|This article needs additional citations for verification. (July 2009)|
|Based in||Philadelphia, Pennsylvania|
|Home field||Franklin Field|
|Head coach||Ron Waller (1974)
Willie Wood (1975)
|Owner(s)||John B. Kelly, Jr.
|League||World Football League|
|Colours||Blue and gold ‹See Tfm› ‹See Tfm›|
The Philadelphia Bell was a franchise in the World Football League, which operated in 1974 and a portion of a season in 1975. The Bell played their home games at Franklin Field in Philadelphia. The team logo was a representation of the Liberty Bell.
The Bell was one of just two WFL teams that maintained the same ownership in both 1974 and 1975. The group was headed by John B. Kelly, Jr., a respected business and sportsman in Philadelphia and part of the well-known Kelly family, which included his sister Grace Kelly, movie star turned Princess of Monaco. The major money contributor behind the ownership group was John Bosacco, who came forward during the first season and took over the operations of the franchise. Bosacco believed that the WFL could survive as a league and he was instrumental in the removal of Gary Davidson as commissioner following the 1974 season. Ron Waller was hired as head coach in 1974. Waller was fired during training camp at Glassboro State University (now called Rowan University) in 1975. He was replaced by NFL Hall of Famer Willie Wood for the entirety of the 1975 season.
At first the team seemed to be one of the WFL's most popular teams. They announced a crowd of 55,534 for the home opener, and 64,719 for the second home game. However, when the Bell paid city taxes on the attendance figures two weeks later, it emerged that they had inflated the gate on a scale almost unprecedented in professional sports. It was later revealed that the Bell sold block tickets to several area businesses at a discount, and the tax revenue was not reported. In turn, many of these businesses gave away the tickets for free. The actual paid attendance for the home opener was only 13,855, while the paid attendance for the second game was only 6,200. In many cases, several of those paid tickets were sold well below face value. It was presumed that the Bell had sold the so-called "freebies" to pique interest. Nonetheless, the "Papergate" scandal, as it was dubbed by the press, made the Bell and the WFL look foolish, and proved to be a humiliation from which neither recovered.
During the 1974 season, the Bell finished with a losing season, finishing 9–11, one game behind the Charlotte Hornets for the final playoff spot. However, advance ticket sales for the Hornets' first-round game against the Florida Blazers in Orlando were so meager that the financially troubled Hornets (who had moved from New York City in mid-season) would not have come close to meeting their travel expenses. At the request of league officials, the Bell advanced in their place and lost to the Blazers, 18-3.

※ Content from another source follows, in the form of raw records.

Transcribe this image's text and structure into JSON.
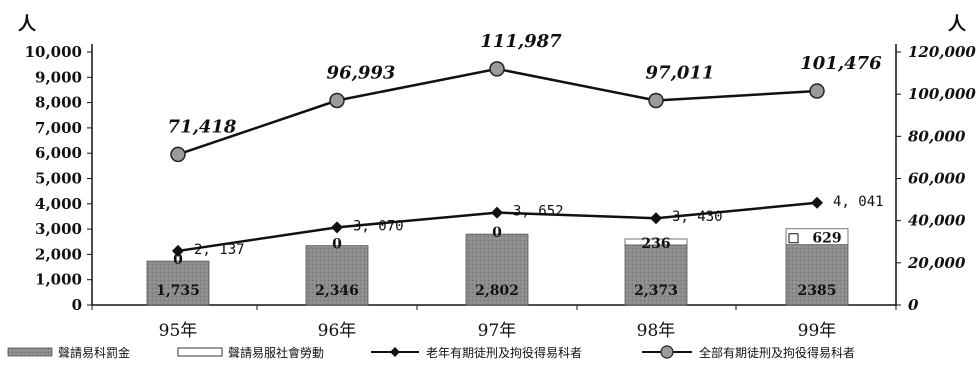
{
  "chart_data": {
    "type": "bar",
    "categories": [
      "95年",
      "96年",
      "97年",
      "98年",
      "99年"
    ],
    "left_axis": {
      "unit": "人",
      "ylim": [
        0,
        10000
      ],
      "ticks": [
        "0",
        "1,000",
        "2,000",
        "3,000",
        "4,000",
        "5,000",
        "6,000",
        "7,000",
        "8,000",
        "9,000",
        "10,000"
      ]
    },
    "right_axis": {
      "unit": "人",
      "ylim": [
        0,
        120000
      ],
      "ticks": [
        "0",
        "20,000",
        "40,000",
        "60,000",
        "80,000",
        "100,000",
        "120,000"
      ]
    },
    "series": [
      {
        "name": "聲請易科罰金",
        "kind": "bar",
        "axis": "left",
        "color": "#8c8c8c",
        "values": [
          1735,
          2346,
          2802,
          2373,
          2385
        ],
        "labels": [
          "1,735",
          "2,346",
          "2,802",
          "2,373",
          "2385"
        ]
      },
      {
        "name": "聲請易服社會勞動",
        "kind": "bar",
        "axis": "left",
        "color": "#ffffff",
        "values": [
          0,
          0,
          0,
          236,
          629
        ],
        "labels": [
          "0",
          "0",
          "0",
          "236",
          "629"
        ]
      },
      {
        "name": "老年有期徒刑及拘役得易科者",
        "kind": "line",
        "axis": "left",
        "marker": "diamond",
        "values": [
          2137,
          3070,
          3652,
          3430,
          4041
        ],
        "labels": [
          "2, 137",
          "3, 070",
          "3, 652",
          "3, 430",
          "4, 041"
        ]
      },
      {
        "name": "全部有期徒刑及拘役得易科者",
        "kind": "line",
        "axis": "right",
        "marker": "circle",
        "values": [
          71418,
          96993,
          111987,
          97011,
          101476
        ],
        "labels": [
          "71,418",
          "96,993",
          "111,987",
          "97,011",
          "101,476"
        ]
      }
    ],
    "grid": false,
    "legend": "bottom"
  }
}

Despite the Papergate fiasco, the Bell were reckoned as one of the WFL's stronger franchises, and at least had the potential to have been successful had the WFL been better run. Bosacco was one of only three owners, along with the Memphis Southmen's John F. Bassett and The Hawaiians' Sam Battisone, thought to be capable of fielding a team in 1975. Those three teams had also been the only ones to meet payroll every week of the season.
The Bell had a record of 4–7 in 1975 at the time of the league's dissolution.
Vince Papale, the inspiration for the 2006 film Invincible, played wide receiver for the Bell for two seasons prior to his three years with the Philadelphia Eagles. The Bell's starting quarterback was King Corcoran, who spent most of his career in the minor leagues due to his refusal to accept a backup quarterback position. Both Papale and Corcoran had recently played in the Seaboard Football League, the minor league that was active at the time in the area.